Train on custom point cloud data

loicland / superpoint_graph

Large-scale Point Cloud Semantic Segmentation with Superpoint Graphs

MIT License

764 stars 213 forks source link

Train on custom point cloud data #97

Closed therealanshuman closed 5 years ago

therealanshuman commented 5 years ago

Hi Loic, I am trying to implement your awesome work on a custom point cloud dataset that has about 35 million labelled 3D points (xyz values and a label) for training in a single csv file. I have written a method read_custom_format in the file provider.py as it was clearly instructed in the readme which returns numpy arrays of xyz values (Nx3) and labels (Nx1) after fetching it from the csv files.
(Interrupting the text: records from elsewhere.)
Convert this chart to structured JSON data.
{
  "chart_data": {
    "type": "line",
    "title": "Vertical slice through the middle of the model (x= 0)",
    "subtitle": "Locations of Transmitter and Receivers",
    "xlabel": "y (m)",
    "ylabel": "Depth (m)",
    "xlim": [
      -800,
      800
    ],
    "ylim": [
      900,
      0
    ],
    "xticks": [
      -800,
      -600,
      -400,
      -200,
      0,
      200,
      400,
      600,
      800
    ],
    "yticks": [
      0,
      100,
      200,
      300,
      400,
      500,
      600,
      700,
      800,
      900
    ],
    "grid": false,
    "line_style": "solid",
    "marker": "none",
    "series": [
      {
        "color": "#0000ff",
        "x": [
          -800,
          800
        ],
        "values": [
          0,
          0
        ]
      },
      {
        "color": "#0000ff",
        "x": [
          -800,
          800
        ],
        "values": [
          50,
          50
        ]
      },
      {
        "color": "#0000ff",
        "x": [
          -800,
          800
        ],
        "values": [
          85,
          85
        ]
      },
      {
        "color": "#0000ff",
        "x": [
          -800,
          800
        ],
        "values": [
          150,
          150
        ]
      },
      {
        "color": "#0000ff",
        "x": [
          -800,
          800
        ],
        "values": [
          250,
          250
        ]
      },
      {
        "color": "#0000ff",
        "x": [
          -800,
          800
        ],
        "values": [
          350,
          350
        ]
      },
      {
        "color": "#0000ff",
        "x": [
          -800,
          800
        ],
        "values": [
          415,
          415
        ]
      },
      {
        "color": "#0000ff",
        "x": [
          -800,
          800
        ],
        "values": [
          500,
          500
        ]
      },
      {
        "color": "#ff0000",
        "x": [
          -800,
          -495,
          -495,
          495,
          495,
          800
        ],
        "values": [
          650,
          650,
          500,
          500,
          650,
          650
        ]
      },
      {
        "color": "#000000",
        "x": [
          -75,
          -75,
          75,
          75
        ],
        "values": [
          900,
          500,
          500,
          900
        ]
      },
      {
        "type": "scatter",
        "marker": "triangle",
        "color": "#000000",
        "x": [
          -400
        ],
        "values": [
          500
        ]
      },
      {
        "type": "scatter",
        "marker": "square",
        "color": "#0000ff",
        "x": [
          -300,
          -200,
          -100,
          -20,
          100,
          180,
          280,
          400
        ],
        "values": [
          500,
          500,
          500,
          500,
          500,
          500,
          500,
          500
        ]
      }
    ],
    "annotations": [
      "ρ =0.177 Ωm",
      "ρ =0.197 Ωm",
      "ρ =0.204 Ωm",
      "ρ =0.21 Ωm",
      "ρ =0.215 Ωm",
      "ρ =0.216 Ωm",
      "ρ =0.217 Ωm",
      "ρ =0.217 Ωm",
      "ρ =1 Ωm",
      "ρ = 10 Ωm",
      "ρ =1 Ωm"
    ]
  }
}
Based on this data I have an implementation question for partition.py - Do I need to subsample the training data into fixed size point clusters and store it into several files before calling read_custom_format method in partition.py? I don't really understand how the method libply_c.prune works although I think it does some sub-sampling based on a voxel size argument!

loicland commented 5 years ago

Hi,

You dont need to to the pruning yoursef, the function in ply_c will do it for you.

35 million points is probably too much for cut pursuit and 3specially the delaunay triangulation, depending on your hardware. Just select a voxel_width which is appropriate, it usually helps by decreasing noise as well.

I would aim for 5 millions, but depending on your hardware you can probably prune less.

therealanshuman commented 5 years ago

Oh Okay! So does that mean I can crop the training set of 35 million points into multiple regions of roughly 5 million dense points each and store them in separate csv files and then execute the modified partition.py to get superpoint graphs on each of those? How many such random crops of the training data would you suggest I go for so that my learning is really good on that particular dataset?

loicland commented 5 years ago

What is your train/test split like? You could probably split your data into 5 sets and do 5-fold cross valdiation.

The performance will depend on how homogeneous your dataset is. if some structures only exist in one of the split the algorithm will naturally struggle.

therealanshuman commented 5 years ago

Great, thank you very much! I was planning to split the 35 million points into 7 uniform sets of about 5 million each, train on 5 of them and validate on the rest. But, a 5-fold cross validation with homogeneously and uniformly cropped regions seems like a better idea.

therealanshuman commented 5 years ago

What sort of changes do I need to make in the preprocess_pointclouds method in custom_dataset.py? I can see that the rgb values are being rescaled to [-0.5, 0.5] in the template code. But, I don't have any rgb values in my custom dataset. Therefore, I am returning an array of zeros for the rgb values from read_custom_format method in provider.py as it was clearly instructed in the readme. So, should I leave that line as it is or omit the rescaling operation?

loicland commented 5 years ago

Hi,

you do not need to return an array of 0 from read_my_custom_format. However, you need to feed the function prune such an array, like in the example I gave line 143 of /partition/partition.py.

Then do not append the rgb values in the parsed files, at the equivalent of line 94 in /learning/custom_dataset.

You then need to change the indices accordingly line 215 of learning/spg.py.

Alternatively just put 0 in place of RGB in the parsed files and not change the indices, but it would be wasting memory.

Does that clear things up?

therealanshuman commented 5 years ago

Hi Loic, Thanks for the detailed instructions. I have made the changes and following are some screenshots of the relevant pieces of code -

Line 143 of partition.py
Line 94 of custom_dataset.py
Line 215 of spg.py

But, on executing main.py I am getting the following error spg4 This, I suppose, means that the feature length is still 11 (xyzrgbelpsv) although I am only working on 8 (xyzelpsv). What might be going wrong here? Are there any other places that might need modifications?

therealanshuman commented 5 years ago

The training's working fine now, had to run the partitioning code again. Thank You!